Today, the calculus is different. He now describes a model in which a smaller group of experienced engineers oversee AI-enabled systems capable of completing many foundational coding tasks at high quality without the coordination overhead that comes with adding additional personnel. The oversight has not disappeared, but the efficiency of coordination has increased.
As a result, the conversation has shifted. The question is no longer simply “How do we add more developers?” but rather “Where are the new bottlenecks, and how should we structure the team around them?” In practice, this may mean fewer engineers than in previous years, or engineering capacity supporting a larger share of product or commercial activity.
This shift was triggered by the release of Claude Opus 4.5 in December.
This same company previously considered hosting an intern through the Xtern program. For now, they have decided to pause while evaluating how AI models evolve. If senior engineers can review AI-generated output more efficiently than they can train a novice, the incentive to hire at the entry level weakens.
At the firm level, this is a rational response to new tools and changing coordination costs. Replicated across firms, however, it reshapes how people first enter the profession, a dynamic increasingly visible as AI changes how foundational work gets done.
What Our Own Data Shows
While one company’s decision could be dismissed as isolated, participation trends across our flagship tech internship program show a similar direction.
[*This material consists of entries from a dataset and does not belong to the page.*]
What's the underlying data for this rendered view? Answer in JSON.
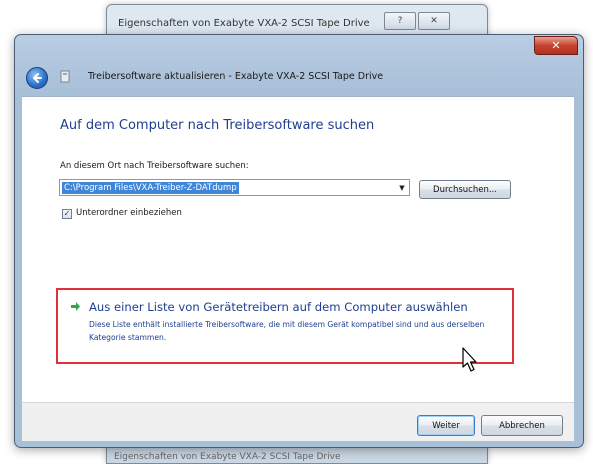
{
  "background_window": {
    "title": "Eigenschaften von Exabyte VXA-2 SCSI Tape Drive",
    "help_label": "?",
    "close_label": "✕",
    "bottom_text": "Eigenschaften von Exabyte VXA-2 SCSI Tape Drive"
  },
  "wizard": {
    "close_label": "✕",
    "title": "Treibersoftware aktualisieren - Exabyte VXA-2 SCSI Tape Drive",
    "heading": "Auf dem Computer nach Treibersoftware suchen",
    "path_label": "An diesem Ort nach Treibersoftware suchen:",
    "path_value": "C:\\Program Files\\VXA-Treiber-Z-DATdump",
    "combo_arrow": "▼",
    "browse_label": "Durchsuchen...",
    "include_subfolders": {
      "checked": true,
      "check_glyph": "✓",
      "label": "Unterordner einbeziehen"
    },
    "option": {
      "title": "Aus einer Liste von Gerätetreibern auf dem Computer auswählen",
      "description": "Diese Liste enthält installierte Treibersoftware, die mit diesem Gerät kompatibel sind und aus derselben Kategorie stammen."
    },
    "next_label": "Weiter",
    "cancel_label": "Abbrechen"
  },
  "colors": {
    "accent": "#1e3f8f",
    "highlight_border": "#e0303a",
    "selection": "#3f86d9",
    "option_arrow": "#2fa84a"
  }
}
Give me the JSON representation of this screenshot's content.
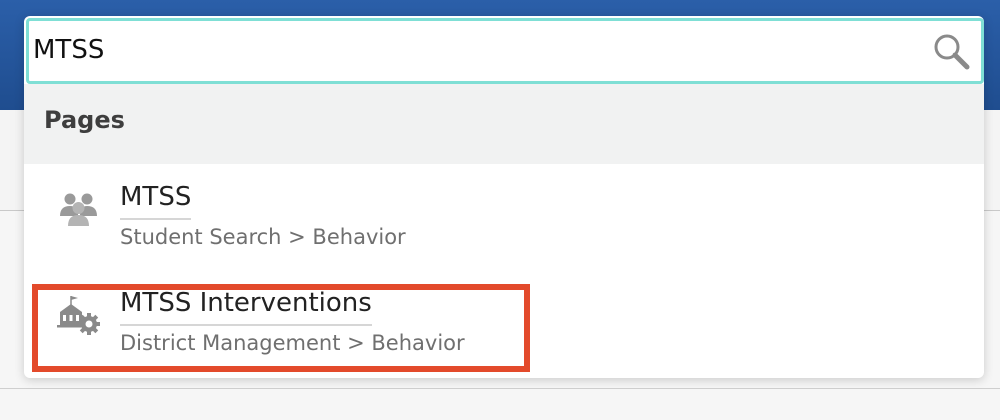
{
  "search": {
    "value": "MTSS",
    "icon": "magnifier-icon"
  },
  "sections": [
    {
      "title": "Pages",
      "results": [
        {
          "title": "MTSS",
          "path": "Student Search > Behavior",
          "icon": "people-group-icon"
        },
        {
          "title": "MTSS Interventions",
          "path": "District Management > Behavior",
          "icon": "school-gear-icon",
          "highlighted": true
        }
      ]
    }
  ],
  "colors": {
    "header_blue": "#2458a0",
    "search_focus_border": "#7fdfd5",
    "highlight_red": "#e34a2b",
    "section_header_bg": "#f1f2f2",
    "path_text": "#6f6f6f",
    "icon_gray": "#9a9a9a"
  }
}
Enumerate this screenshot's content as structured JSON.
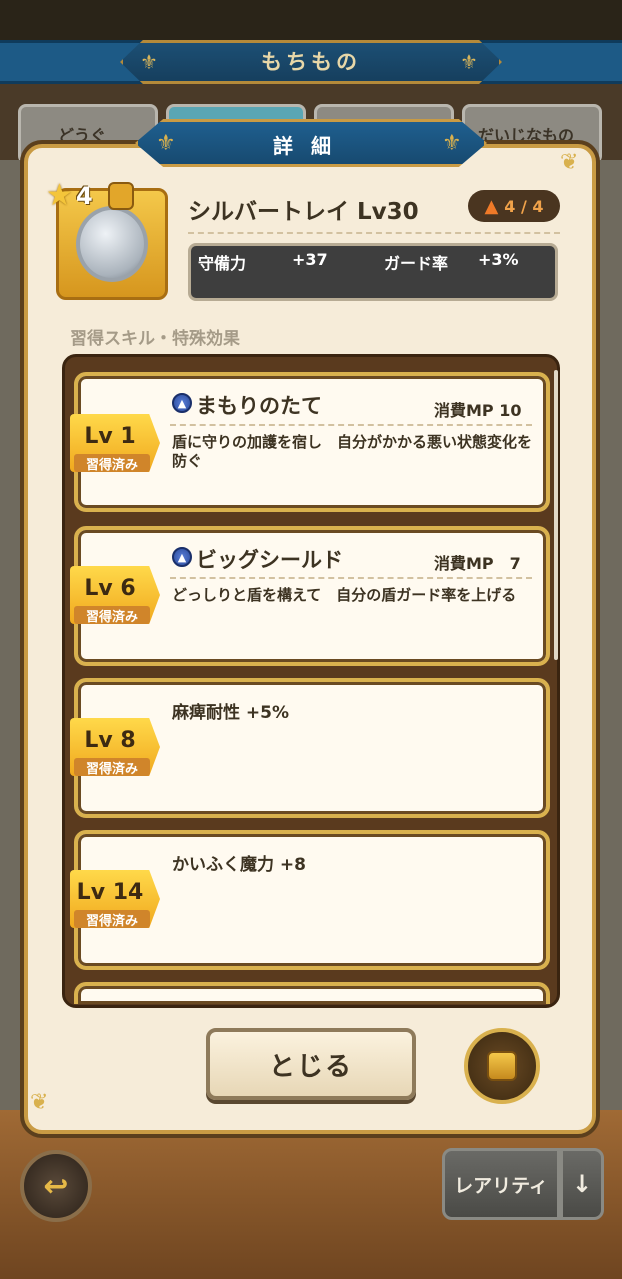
{
  "header": {
    "title": "もちもの"
  },
  "tabs": [
    "どうぐ",
    "",
    "",
    "だいじなもの"
  ],
  "dialog": {
    "title": "詳細"
  },
  "item": {
    "rarity_stars": "4",
    "name": "シルバートレイ Lv30",
    "rank": "4 / 4",
    "stats": [
      {
        "label": "守備力",
        "value": "+37"
      },
      {
        "label": "ガード率",
        "value": "+3%"
      }
    ]
  },
  "section_label": "習得スキル・特殊効果",
  "skills": [
    {
      "level": "Lv 1",
      "status": "習得済み",
      "name": "まもりのたて",
      "mp": "消費MP 10",
      "desc": "盾に守りの加護を宿し　自分がかかる悪い状態変化を防ぐ"
    },
    {
      "level": "Lv 6",
      "status": "習得済み",
      "name": "ビッグシールド",
      "mp": "消費MP　7",
      "desc": "どっしりと盾を構えて　自分の盾ガード率を上げる"
    },
    {
      "level": "Lv 8",
      "status": "習得済み",
      "name": "麻痺耐性 +5%"
    },
    {
      "level": "Lv 14",
      "status": "習得済み",
      "name": "かいふく魔力 +8"
    }
  ],
  "buttons": {
    "close": "とじる",
    "sort": "レアリティ",
    "sort_arrow": "↓",
    "back": "↩"
  },
  "icons": {
    "lock": "lock-icon",
    "star": "star-icon",
    "skill": "skill-orb-icon"
  }
}
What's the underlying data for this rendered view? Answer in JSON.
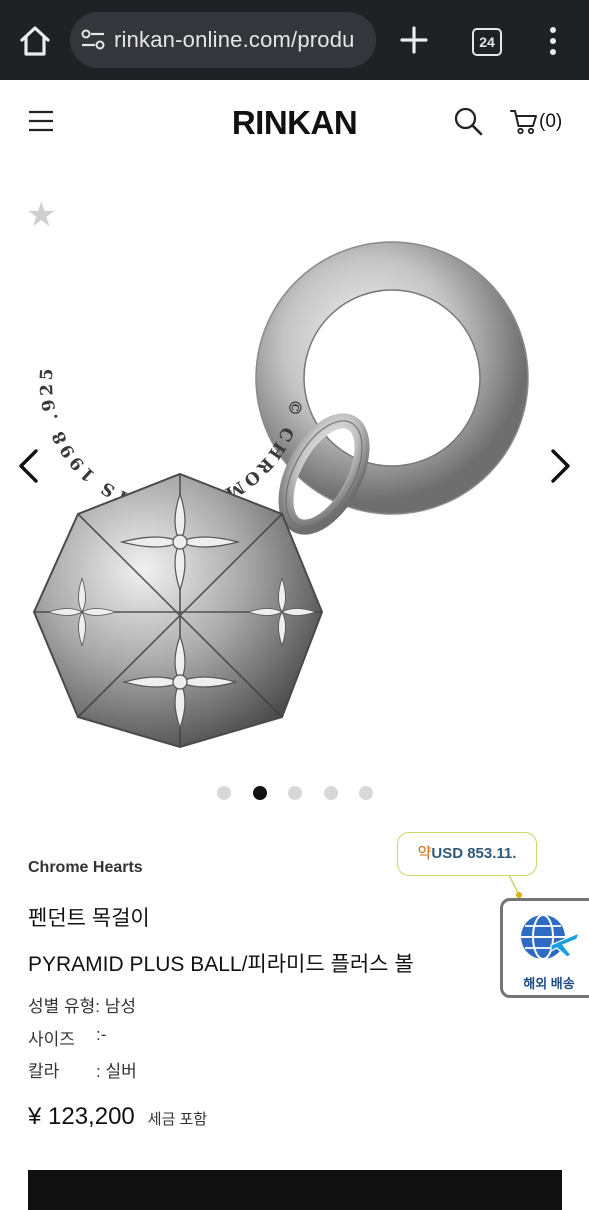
{
  "browser": {
    "url": "rinkan-online.com/produ",
    "tab_count": "24"
  },
  "header": {
    "logo": "RINKAN",
    "cart_count": "(0)"
  },
  "gallery": {
    "slide_count": 5,
    "active_slide": 2,
    "pendant_ring_text": "CHROME HEARTS",
    "pendant_engraving": "© CHROME HEARTS 1998 .925"
  },
  "product": {
    "brand": "Chrome Hearts",
    "category": "펜던트 목걸이",
    "name": "PYRAMID PLUS BALL/피라미드 플러스 볼",
    "specs": [
      {
        "label": "성별 유형",
        "value": ": 남성"
      },
      {
        "label": "사이즈",
        "value": ":-"
      },
      {
        "label": "칼라",
        "value": ": 실버"
      }
    ],
    "price": "¥ 123,200",
    "tax_note": "세금 포함"
  },
  "usd_badge": {
    "prefix": "약",
    "amount": "USD 853.11."
  },
  "overseas_shipping": {
    "label": "해외 배송"
  },
  "colors": {
    "chrome_bar": "#1f2124",
    "url_pill": "#33363b",
    "bubble_border": "#c6d96a",
    "ship_blue": "#1f4c8a"
  },
  "icons": [
    "home-icon",
    "site-settings-icon",
    "plus-icon",
    "tab-switcher-icon",
    "more-vert-icon",
    "hamburger-icon",
    "search-icon",
    "cart-icon",
    "star-icon",
    "chevron-left-icon",
    "chevron-right-icon",
    "globe-plane-icon"
  ]
}
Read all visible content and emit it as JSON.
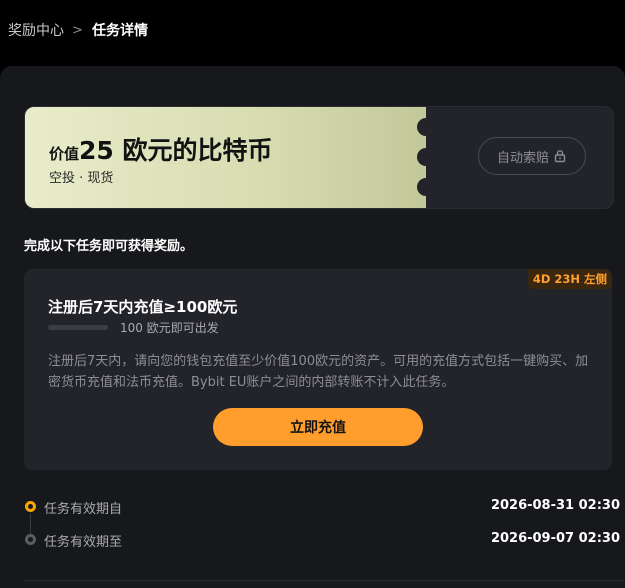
{
  "breadcrumb": {
    "root": "奖励中心",
    "separator": ">",
    "current": "任务详情"
  },
  "reward": {
    "prefix": "价值",
    "main": "25 欧元的比特币",
    "subtitle": "空投 · 现货",
    "claim_label": "自动索赔",
    "claim_icon": "lock-icon"
  },
  "instruction": "完成以下任务即可获得奖励。",
  "task": {
    "deadline_badge": "4D 23H 左侧",
    "title": "注册后7天内充值≥100欧元",
    "progress_text": "100 欧元即可出发",
    "progress_fraction": 0,
    "description": "注册后7天内，请向您的钱包充值至少价值100欧元的资产。可用的充值方式包括一键购买、加密货币充值和法币充值。Bybit EU账户之间的内部转账不计入此任务。",
    "button_label": "立即充值"
  },
  "validity": [
    {
      "label": "任务有效期自",
      "value": "2026-08-31 02:30"
    },
    {
      "label": "任务有效期至",
      "value": "2026-09-07 02:30"
    }
  ],
  "colors": {
    "accent": "#ff9e2c",
    "background": "#17181c",
    "card": "#232429"
  }
}
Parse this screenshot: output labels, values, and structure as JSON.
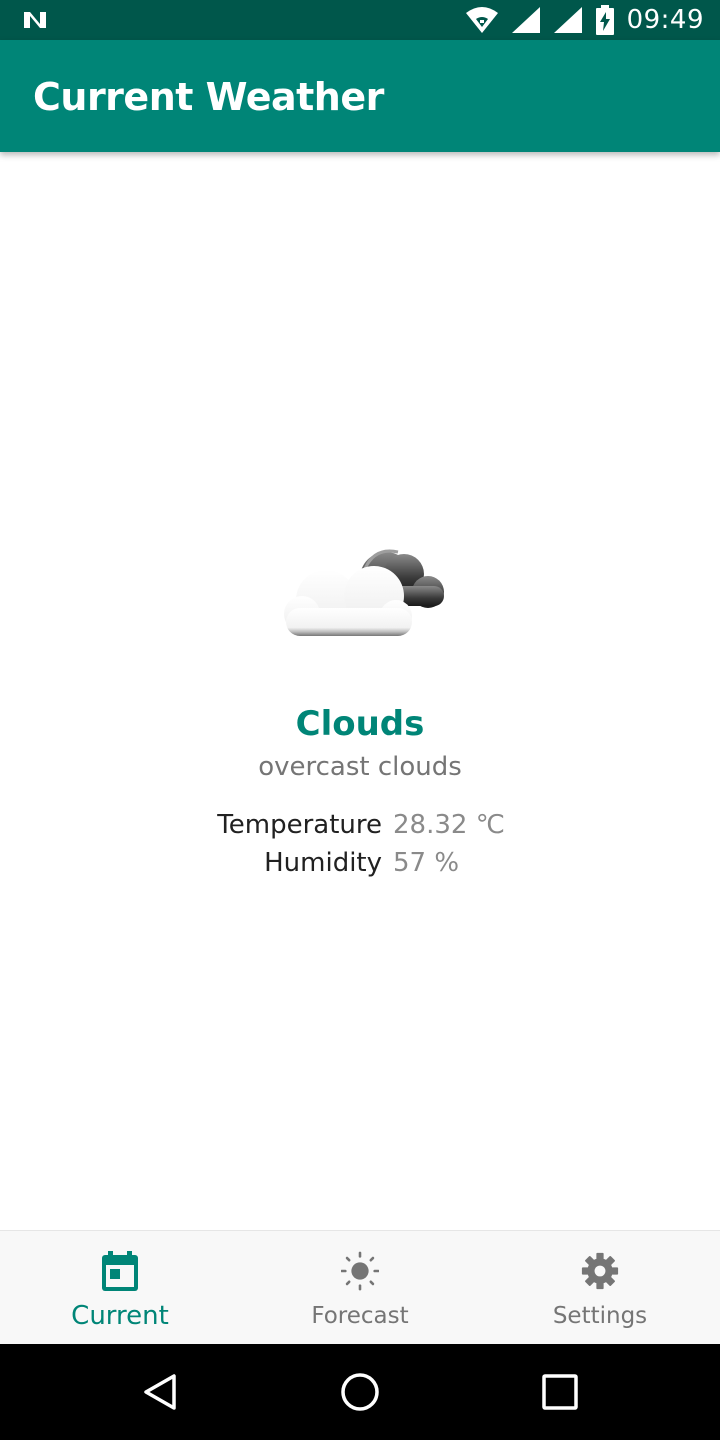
{
  "status_bar": {
    "time": "09:49",
    "icons": [
      "notification-n-icon",
      "wifi-icon",
      "signal-icon",
      "signal-icon",
      "battery-charging-icon"
    ]
  },
  "app_bar": {
    "title": "Current Weather"
  },
  "weather": {
    "icon": "cloud-icon",
    "main": "Clouds",
    "description": "overcast clouds",
    "temperature_label": "Temperature",
    "temperature_value": "28.32 ℃",
    "humidity_label": "Humidity",
    "humidity_value": "57 %"
  },
  "bottom_nav": {
    "items": [
      {
        "label": "Current",
        "icon": "calendar-icon",
        "active": true
      },
      {
        "label": "Forecast",
        "icon": "sun-icon",
        "active": false
      },
      {
        "label": "Settings",
        "icon": "gear-icon",
        "active": false
      }
    ]
  },
  "colors": {
    "status_bar": "#00574b",
    "primary": "#008577",
    "inactive": "#757575",
    "text_dark": "#212121"
  },
  "system_nav": {
    "icons": [
      "back-icon",
      "home-icon",
      "recents-icon"
    ]
  }
}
Employer hiring through Xtern has declined by nearly 50% since 2023.
This signals contraction in employer-sponsored early-career opportunities over a short period of time.
Few organizations publicly share directional participation data. We believe it matters. When employer demand for structured entry-level experiences declines while expectations for tacit capability rise, pressure concentrates at the transition from education to work.
Students still need experience to build judgment. Employers increasingly prioritize hiring those who already possess it. This is the structural tension.
This is an Experience Design Problem
For decades, the professional on-ramp followed a relatively stable design. Early-career workers handled low-risk tasks, observed experienced colleagues, received feedback in real time and gradually assumed greater responsibility.
Two shifts are now interacting:
AI is Absorbing Routine Work
Many of the tasks that once justified junior hires can now be completed by AI systems under senior supervision.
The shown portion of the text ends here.